A nursing home supervisor left a pensioner's illness out of her care plan because she could not spell it, an inquest heard.

Edith Pyett, 71, who was crippled by advanced Alzheimer's, died of severe dehydration four days after leaving Belmont Care Centre in Eastbourne.

Her husband James, 77, a retired hospital porter, put his wife of 51 years into the home in Pevensey Bay Way for a week while he visited their daughter.

He returned a day early when concerns about her condition were raised by a health visitor, he told an inquest in Eastbourne yesterday. He said he barely recognised her.

Mrs Pyett's condition deteriorated and she was admitted to hospital.

She died the following day on March 7.

Post-mortem tests showed her kidneys had failed due to severe dehydration.

The inquest heard how Mrs Pyett, who also suffered from diabetes, had been failed by the home's system of recording vital information about patients.

Mr Pyett, who had cared for his wife since she developed her illness in 1995, told a jury at the inquest he had been shocked to see her when he returned.

He said: "I hardly recognised her. She was unkempt and her hair was all over the place.

"Her head and eyes were rolling. I thought she was very ill."

Mr Pyett, of Westham, near Pevensey, said: "She had an incontinence pad on but no knickers. I felt her trousers and they were saturated.

"I had to get her home. My main priority was to get her somewhere safe, somewhere comfortable.

"I fed her juice. She normally took it gently but she gulped it down."

Mr Pyett said he informed staff at the Belmont about his wife's needs before leaving her, saying she could not give herself food or drink.

He said: "I spent an hour telling staff her needs. My wife had a good appetite and liked to drink.

"She liked a cup of tea but she could not indicate she was thirsty.

"I told them she needed help with her food and drink."

Annette Ducille-Horton, deputy manager at the time of Mrs Pyett's stay, said she had failed to enter Mrs Pyett's Alzheimer's disease in her care plan because she could not spell it.

She said: "The reason I did not put Alzheimer's in was because I couldn't spell it. I was going to do it later but I didn't."

Caroline Carpenter, a care assistant at the home for six years, said she was worried about Mrs Pyett's condition but could find nothing in her care plan to explain it.
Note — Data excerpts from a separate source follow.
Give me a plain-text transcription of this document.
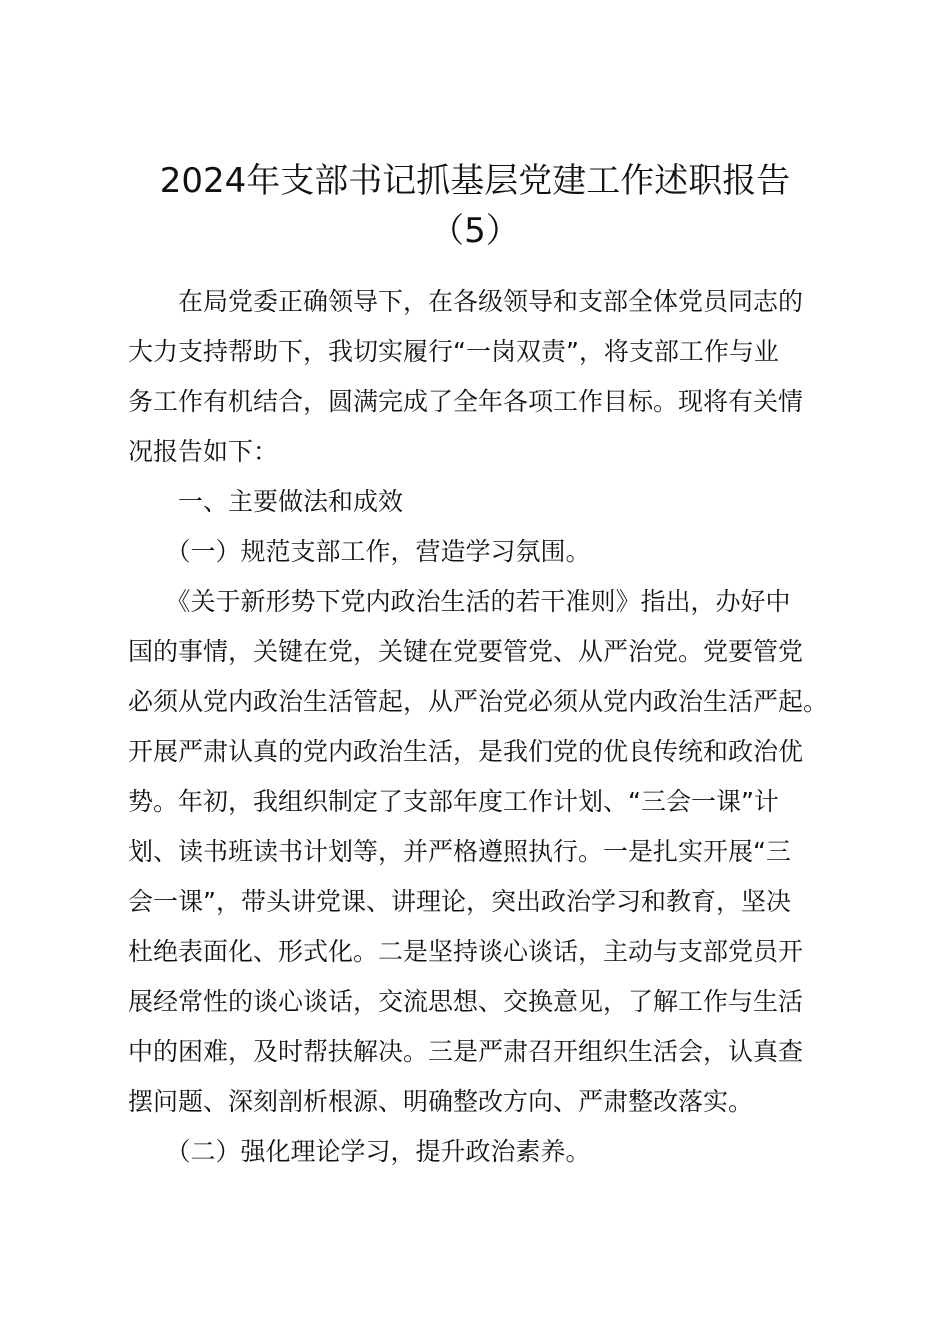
2024年支部书记抓基层党建工作述职报告
（5）
　　在局党委正确领导下，在各级领导和支部全体党员同志的
大力支持帮助下，我切实履行“一岗双责”，将支部工作与业
务工作有机结合，圆满完成了全年各项工作目标。现将有关情
况报告如下：
　　一、主要做法和成效
　　（一）规范支部工作，营造学习氛围。
　　《关于新形势下党内政治生活的若干准则》指出，办好中
国的事情，关键在党，关键在党要管党、从严治党。党要管党
必须从党内政治生活管起，从严治党必须从党内政治生活严起。
开展严肃认真的党内政治生活，是我们党的优良传统和政治优
势。年初，我组织制定了支部年度工作计划、“三会一课”计
划、读书班读书计划等，并严格遵照执行。一是扎实开展“三
会一课”，带头讲党课、讲理论，突出政治学习和教育，坚决
杜绝表面化、形式化。二是坚持谈心谈话，主动与支部党员开
展经常性的谈心谈话，交流思想、交换意见，了解工作与生活
中的困难，及时帮扶解决。三是严肃召开组织生活会，认真查
摆问题、深刻剖析根源、明确整改方向、严肃整改落实。
　　（二）强化理论学习，提升政治素养。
The inquest heard how, despite the concerns of several care assistants that Mrs Pyett was not drinking, a fluid monitoring chart was never set up for her even though other patients had such charts.

Ms Ducille-Horton said Mrs Pyett at first ate and drank well but deteriorated later.

The inquest was also told how the concerns of staff that Mrs Pyett had stopped taking fluid were not properly recorded in daily notes and were only mentioned by word of mouth among the care assistants.

Pathologist Dr Jane Mercer, who carried out post- mortem tests, said levels of dehydration she found in Mrs Pyett were the worst she had ever seen.

She said: "Renal failure was the cause of death, which was caused by severe dehydration."

The inquest was adjourned until today.